While the district has been fielding numerous calls since the announcement of the opt-out was made, the frequency of the calls has significantly increased this week. In order to help address the commonly asked questions, district business manager Jason Bietz has set up a frequently asked questions page on the district website at www.ysd.k12.sd.us/optout/.
“As questions are asked and raised, we will do our best to keep the site updated,” he said. “There is an option where people can submit questions to be answered that is to email email@example.com, or there is a link on the page.”

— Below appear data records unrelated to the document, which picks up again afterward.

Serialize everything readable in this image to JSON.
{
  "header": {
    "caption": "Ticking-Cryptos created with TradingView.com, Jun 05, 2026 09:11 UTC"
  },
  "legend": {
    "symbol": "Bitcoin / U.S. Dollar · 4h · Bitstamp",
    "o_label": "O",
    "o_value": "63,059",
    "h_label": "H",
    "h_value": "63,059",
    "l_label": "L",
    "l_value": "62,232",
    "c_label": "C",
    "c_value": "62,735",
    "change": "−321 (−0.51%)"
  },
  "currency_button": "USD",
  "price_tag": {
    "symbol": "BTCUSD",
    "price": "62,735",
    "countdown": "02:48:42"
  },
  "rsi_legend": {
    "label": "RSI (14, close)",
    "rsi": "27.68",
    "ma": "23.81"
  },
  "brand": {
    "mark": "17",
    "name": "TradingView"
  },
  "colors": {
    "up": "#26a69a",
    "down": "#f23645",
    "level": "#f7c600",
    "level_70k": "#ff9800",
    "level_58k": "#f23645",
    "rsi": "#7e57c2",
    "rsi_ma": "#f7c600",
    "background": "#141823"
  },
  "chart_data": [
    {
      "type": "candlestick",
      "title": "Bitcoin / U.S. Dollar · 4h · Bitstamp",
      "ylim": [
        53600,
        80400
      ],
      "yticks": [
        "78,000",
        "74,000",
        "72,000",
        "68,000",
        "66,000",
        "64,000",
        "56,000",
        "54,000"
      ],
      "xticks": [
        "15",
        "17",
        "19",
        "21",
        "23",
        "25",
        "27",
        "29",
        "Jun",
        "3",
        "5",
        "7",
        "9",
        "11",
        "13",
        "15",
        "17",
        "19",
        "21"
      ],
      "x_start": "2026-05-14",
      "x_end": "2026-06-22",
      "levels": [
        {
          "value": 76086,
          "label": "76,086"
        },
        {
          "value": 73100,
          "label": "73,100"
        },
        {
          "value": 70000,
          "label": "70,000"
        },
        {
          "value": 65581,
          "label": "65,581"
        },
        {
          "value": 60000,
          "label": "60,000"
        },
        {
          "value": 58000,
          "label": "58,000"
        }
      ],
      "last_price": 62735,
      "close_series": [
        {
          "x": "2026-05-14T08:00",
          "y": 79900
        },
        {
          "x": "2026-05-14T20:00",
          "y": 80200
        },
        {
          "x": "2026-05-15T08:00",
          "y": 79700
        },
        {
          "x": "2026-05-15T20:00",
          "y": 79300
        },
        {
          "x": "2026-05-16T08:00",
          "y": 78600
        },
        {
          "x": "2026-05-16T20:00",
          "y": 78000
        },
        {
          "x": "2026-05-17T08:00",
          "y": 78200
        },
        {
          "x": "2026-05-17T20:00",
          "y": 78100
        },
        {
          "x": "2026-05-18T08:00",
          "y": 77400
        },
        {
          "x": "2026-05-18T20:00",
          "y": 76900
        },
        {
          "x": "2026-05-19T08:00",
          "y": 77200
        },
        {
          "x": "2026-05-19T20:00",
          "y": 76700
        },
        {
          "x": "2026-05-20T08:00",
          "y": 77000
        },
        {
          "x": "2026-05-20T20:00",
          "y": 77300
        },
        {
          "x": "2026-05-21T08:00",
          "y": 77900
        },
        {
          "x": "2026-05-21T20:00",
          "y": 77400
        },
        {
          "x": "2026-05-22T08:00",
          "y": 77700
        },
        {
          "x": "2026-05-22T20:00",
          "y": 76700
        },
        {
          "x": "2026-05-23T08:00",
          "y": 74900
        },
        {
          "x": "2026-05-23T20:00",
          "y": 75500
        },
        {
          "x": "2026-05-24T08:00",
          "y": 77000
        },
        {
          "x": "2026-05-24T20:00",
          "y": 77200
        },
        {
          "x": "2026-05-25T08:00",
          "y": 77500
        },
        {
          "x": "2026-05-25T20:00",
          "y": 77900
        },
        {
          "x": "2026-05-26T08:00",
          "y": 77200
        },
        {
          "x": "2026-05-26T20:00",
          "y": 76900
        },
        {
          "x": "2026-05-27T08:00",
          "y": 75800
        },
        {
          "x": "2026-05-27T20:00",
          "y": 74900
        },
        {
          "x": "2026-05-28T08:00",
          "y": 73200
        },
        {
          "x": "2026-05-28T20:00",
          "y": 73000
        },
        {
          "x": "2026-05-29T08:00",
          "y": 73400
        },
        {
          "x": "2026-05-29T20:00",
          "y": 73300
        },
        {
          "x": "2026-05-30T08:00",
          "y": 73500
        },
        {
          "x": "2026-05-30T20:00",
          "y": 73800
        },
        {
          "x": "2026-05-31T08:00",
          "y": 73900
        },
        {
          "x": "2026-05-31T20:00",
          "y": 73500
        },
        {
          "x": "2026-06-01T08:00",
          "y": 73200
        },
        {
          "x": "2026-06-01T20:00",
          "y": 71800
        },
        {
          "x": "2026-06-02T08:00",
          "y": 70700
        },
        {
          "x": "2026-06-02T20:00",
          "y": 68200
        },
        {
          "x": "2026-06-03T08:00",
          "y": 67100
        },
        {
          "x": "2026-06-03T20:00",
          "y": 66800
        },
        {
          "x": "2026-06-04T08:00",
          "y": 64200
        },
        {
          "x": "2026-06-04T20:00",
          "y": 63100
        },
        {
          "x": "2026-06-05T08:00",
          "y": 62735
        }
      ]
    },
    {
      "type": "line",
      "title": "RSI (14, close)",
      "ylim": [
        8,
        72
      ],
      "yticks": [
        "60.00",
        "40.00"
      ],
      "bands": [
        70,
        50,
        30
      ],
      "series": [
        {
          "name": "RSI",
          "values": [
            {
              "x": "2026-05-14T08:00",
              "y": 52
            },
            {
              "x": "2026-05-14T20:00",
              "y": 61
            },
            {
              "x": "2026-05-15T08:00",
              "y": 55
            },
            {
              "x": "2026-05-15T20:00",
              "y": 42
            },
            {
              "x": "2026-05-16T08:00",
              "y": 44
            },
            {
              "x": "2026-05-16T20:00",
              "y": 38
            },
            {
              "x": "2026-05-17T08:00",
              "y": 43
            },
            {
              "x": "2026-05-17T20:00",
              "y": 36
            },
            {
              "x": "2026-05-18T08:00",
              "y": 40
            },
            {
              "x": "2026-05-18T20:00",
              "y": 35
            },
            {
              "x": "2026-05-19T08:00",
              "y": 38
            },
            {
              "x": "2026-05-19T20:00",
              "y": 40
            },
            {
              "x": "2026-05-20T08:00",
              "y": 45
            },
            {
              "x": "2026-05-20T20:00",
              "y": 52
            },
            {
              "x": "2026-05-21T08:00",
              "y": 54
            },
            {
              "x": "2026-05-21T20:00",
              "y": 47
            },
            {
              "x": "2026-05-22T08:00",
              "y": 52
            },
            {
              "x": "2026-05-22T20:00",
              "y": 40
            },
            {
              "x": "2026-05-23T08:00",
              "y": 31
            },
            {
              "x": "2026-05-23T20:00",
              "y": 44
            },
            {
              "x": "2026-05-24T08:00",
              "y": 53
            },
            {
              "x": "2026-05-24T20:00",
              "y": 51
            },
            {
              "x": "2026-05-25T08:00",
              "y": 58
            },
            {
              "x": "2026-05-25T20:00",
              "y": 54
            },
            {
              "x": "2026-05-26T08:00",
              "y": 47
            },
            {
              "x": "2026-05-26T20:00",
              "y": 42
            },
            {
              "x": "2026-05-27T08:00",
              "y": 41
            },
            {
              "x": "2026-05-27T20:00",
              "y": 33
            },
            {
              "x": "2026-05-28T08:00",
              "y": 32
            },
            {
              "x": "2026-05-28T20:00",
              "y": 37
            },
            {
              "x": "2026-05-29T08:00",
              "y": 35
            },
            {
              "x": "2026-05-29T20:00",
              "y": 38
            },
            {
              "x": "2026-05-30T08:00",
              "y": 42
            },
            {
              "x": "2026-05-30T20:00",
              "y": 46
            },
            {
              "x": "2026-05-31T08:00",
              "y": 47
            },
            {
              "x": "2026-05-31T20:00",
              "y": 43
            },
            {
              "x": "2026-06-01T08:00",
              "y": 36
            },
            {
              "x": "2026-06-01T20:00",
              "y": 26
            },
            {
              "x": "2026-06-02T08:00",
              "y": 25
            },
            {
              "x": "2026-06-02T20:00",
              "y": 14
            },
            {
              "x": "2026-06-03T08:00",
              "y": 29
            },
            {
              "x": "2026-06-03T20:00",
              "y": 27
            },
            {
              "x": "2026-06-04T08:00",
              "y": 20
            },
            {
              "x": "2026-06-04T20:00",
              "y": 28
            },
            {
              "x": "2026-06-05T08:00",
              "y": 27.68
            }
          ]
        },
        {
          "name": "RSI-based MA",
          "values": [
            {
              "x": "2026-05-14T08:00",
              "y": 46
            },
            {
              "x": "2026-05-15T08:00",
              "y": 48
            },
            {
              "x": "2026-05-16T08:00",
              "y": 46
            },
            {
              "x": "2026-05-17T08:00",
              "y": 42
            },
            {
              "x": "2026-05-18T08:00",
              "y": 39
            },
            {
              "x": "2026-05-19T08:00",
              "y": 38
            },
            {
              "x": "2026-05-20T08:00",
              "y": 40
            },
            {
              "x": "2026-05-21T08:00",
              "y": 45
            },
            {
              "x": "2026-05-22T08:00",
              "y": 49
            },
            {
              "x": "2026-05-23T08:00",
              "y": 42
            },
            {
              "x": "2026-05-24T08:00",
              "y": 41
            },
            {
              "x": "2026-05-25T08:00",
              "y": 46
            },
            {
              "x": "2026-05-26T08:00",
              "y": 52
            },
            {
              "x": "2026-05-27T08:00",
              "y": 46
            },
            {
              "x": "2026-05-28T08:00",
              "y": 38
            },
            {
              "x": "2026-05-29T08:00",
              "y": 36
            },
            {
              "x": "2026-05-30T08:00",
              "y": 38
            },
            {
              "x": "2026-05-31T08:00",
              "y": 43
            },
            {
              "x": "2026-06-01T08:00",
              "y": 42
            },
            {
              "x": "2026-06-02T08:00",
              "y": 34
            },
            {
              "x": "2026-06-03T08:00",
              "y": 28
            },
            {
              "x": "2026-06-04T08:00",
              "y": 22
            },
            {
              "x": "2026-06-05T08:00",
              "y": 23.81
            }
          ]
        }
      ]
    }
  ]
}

The next opportunity for community members to address the Yankton School Board will be Monday at the regularly scheduled board meeting. However, based on the expected number of attendees to the meeting, district officials have moved the location from the administration building to the Yankton Middle School Auditorium.

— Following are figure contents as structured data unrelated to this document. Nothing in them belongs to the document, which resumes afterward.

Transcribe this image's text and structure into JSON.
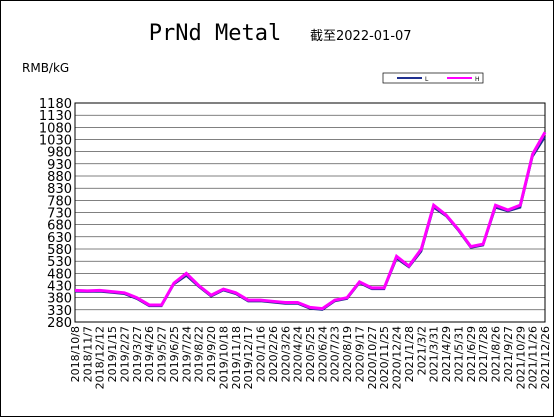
{
  "chart_data": {
    "type": "line",
    "title": "PrNd Metal",
    "subtitle": "截至2022-01-07",
    "y_label": "RMB/kG",
    "categories": [
      "2018/10/8",
      "2018/11/7",
      "2018/12/12",
      "2019/1/15",
      "2019/2/27",
      "2019/3/27",
      "2019/4/26",
      "2019/5/27",
      "2019/6/25",
      "2019/7/24",
      "2019/8/22",
      "2019/9/20",
      "2019/10/18",
      "2019/11/18",
      "2019/12/17",
      "2020/1/16",
      "2020/2/26",
      "2020/3/26",
      "2020/4/24",
      "2020/5/25",
      "2020/6/24",
      "2020/7/23",
      "2020/8/19",
      "2020/9/17",
      "2020/10/27",
      "2020/11/25",
      "2020/12/24",
      "2021/1/28",
      "2021/3/2",
      "2021/3/31",
      "2021/4/29",
      "2021/5/31",
      "2021/6/29",
      "2021/7/28",
      "2021/8/26",
      "2021/9/27",
      "2021/10/29",
      "2021/11/26",
      "2021/12/26"
    ],
    "series": [
      {
        "name": "L",
        "color": "#1f2f8f",
        "values": [
          405,
          404,
          405,
          400,
          395,
          375,
          345,
          345,
          435,
          470,
          425,
          385,
          410,
          395,
          365,
          365,
          360,
          355,
          355,
          335,
          330,
          365,
          375,
          440,
          415,
          415,
          540,
          505,
          570,
          750,
          715,
          655,
          585,
          595,
          750,
          735,
          750,
          960,
          1040
        ]
      },
      {
        "name": "H",
        "color": "#ff00ff",
        "values": [
          410,
          408,
          410,
          405,
          400,
          380,
          350,
          350,
          440,
          480,
          430,
          390,
          415,
          400,
          370,
          370,
          365,
          360,
          360,
          340,
          335,
          370,
          380,
          445,
          420,
          420,
          550,
          510,
          580,
          760,
          720,
          660,
          590,
          600,
          760,
          740,
          760,
          970,
          1060
        ]
      }
    ],
    "ylim": [
      280,
      1180
    ],
    "yticks": [
      280,
      330,
      380,
      430,
      480,
      530,
      580,
      630,
      680,
      730,
      780,
      830,
      880,
      930,
      980,
      1030,
      1080,
      1130,
      1180
    ],
    "grid": true
  }
}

“We hope that the community does come out and get involved with the process,” Gertsema said. “We have made a point to put all the information out to the public in as timely of a manner as possible. What people need to understand is our hands were very tied by how the process in the Legislature took place this year. From the time Gov. (Dennis) Daugaard released his budget in January until the session ended in mid-March, we were in a holding pattern waiting to see what would happen. Once we knew, we acted as fast as we could in the public’s best interest.”
Monday’s meeting will begin at 5:30 p.m. with 13 items on the agenda for discussion, including setting the date for the opt-out election.